UPDATE 10-Kurz calls for snap polls after coalition leader corruption scandal


Devdiscourse News Desk | Updated: 19-05-2019 02:44 IST | Created: 19-05-2019 00:17 IST
UPDATE 10-Kurz calls for snap polls after coalition leader corruption scandal
"Enough is enough," Kurz said in a statement to the media, listing various lesser scandals that had previously strained their relations. Image Credit: Wikimedia
  • Country:
  • Austria

Austria's Chancellor Sebastian Kurz called on Saturday for a snap election, pulling the plug on his coalition with the far right after its leader was caught on video discussing state contracts with a woman posing as a Russian oligarch's niece. The far-right Freedom Party's Heinz-Christian Strache resigned as vice chancellor and party leader after the video was released by two German news organisations. He acknowledged that the video was "catastrophic" but denied breaking the law.

Kurz, a conservative who formed a coalition with the Freedom Party a year and a half ago, said the apparent video sting, in which Strache discusses contracts in return for financial or political favours, was the last straw in the relationship. "Enough is enough," Kurz said in a statement to the media, listing various lesser scandals that had previously strained their relations.

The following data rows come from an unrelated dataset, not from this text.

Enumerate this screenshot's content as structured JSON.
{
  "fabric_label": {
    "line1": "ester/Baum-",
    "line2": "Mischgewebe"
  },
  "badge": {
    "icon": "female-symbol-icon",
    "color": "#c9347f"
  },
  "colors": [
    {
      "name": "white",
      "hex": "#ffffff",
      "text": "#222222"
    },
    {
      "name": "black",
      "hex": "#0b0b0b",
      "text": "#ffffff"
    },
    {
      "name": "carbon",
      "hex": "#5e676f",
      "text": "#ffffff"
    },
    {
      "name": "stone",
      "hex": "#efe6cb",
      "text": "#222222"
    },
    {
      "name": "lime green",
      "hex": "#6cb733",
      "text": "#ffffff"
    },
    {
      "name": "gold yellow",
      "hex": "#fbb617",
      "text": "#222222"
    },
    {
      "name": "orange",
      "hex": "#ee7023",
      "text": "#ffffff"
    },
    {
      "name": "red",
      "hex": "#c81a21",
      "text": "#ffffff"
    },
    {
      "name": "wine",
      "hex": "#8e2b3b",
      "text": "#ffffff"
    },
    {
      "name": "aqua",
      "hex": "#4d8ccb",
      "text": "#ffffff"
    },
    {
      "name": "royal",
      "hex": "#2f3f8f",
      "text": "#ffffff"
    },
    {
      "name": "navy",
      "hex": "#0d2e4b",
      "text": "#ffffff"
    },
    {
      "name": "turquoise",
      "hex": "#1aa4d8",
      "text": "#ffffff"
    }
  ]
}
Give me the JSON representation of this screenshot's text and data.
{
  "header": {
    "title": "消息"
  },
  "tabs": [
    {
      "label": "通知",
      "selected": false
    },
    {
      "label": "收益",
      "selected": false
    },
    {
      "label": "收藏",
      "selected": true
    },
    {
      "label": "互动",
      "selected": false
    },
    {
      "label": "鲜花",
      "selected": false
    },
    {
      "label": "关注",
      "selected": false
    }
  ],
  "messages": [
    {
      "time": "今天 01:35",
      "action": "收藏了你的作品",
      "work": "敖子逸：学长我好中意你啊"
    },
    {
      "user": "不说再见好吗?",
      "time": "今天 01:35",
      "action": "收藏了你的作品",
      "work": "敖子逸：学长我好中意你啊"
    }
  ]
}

The downfall of the Austrian coalition comes just a week before elections to the European Parliament and is a blow to one of the most successful of the anti-immigrant, nationalist parties that have surged across the continent in recent years. The Freedom Party is a major part of a new nationalist grouping that aims to score record gains in the European vote. Kurz said he was proposing to President Alexander Van der Bellen that a snap election be held as soon as possible. Van der Bellen was due to speak later on Saturday.

"CATASTROPHIC"

As Strache announced around midday that he was stepping down, a crowd of thousands with left-wing placards and banners gathered on the square outside Kurz's office, chanting "Snap elections now!". Police estimated their number at 5,000.

Kurz had repeatedly distanced himself from his far-right coalition partners over lesser scandals in the past, mostly ones involving party officials and anti-Semitism or racism. The video showed Strache meeting the woman in 2017, shortly before the election that brought him into government.

Strache, whose party has a cooperation agreement with Russia's ruling United Russia party, described the sting as a "targeted political assassination" and said it never led to any money changing hands. He insisted the only crime that took place was illegally videotaping a private dinner party. He said he would be replaced as party leader by Transport Minister Norbert Hofer, his deputy, who narrowly lost a 2016 presidential election and is more popular than the sometimes aggressive and abrasive Strache.

"I do not in any circumstances want my wrong behaviour to provide a pretext for the government to collapse," Strache said. In the footage, he discussed rules on party financing and how to work around them, although he also insisted on having to act legally.

"It was dumb, it was irresponsible and it was a mistake," Strache told a news conference, fighting back tears as he asked his wife and others to forgive him. "In the cold light of day, my remarks were catastrophic and exceedingly embarrassing," he said. He also apologised for flirting with the woman. "It was typical alcohol-fuelled macho behaviour in which, yes, I also wanted to impress the attractive female host and I behaved like a bragging teenager," he said.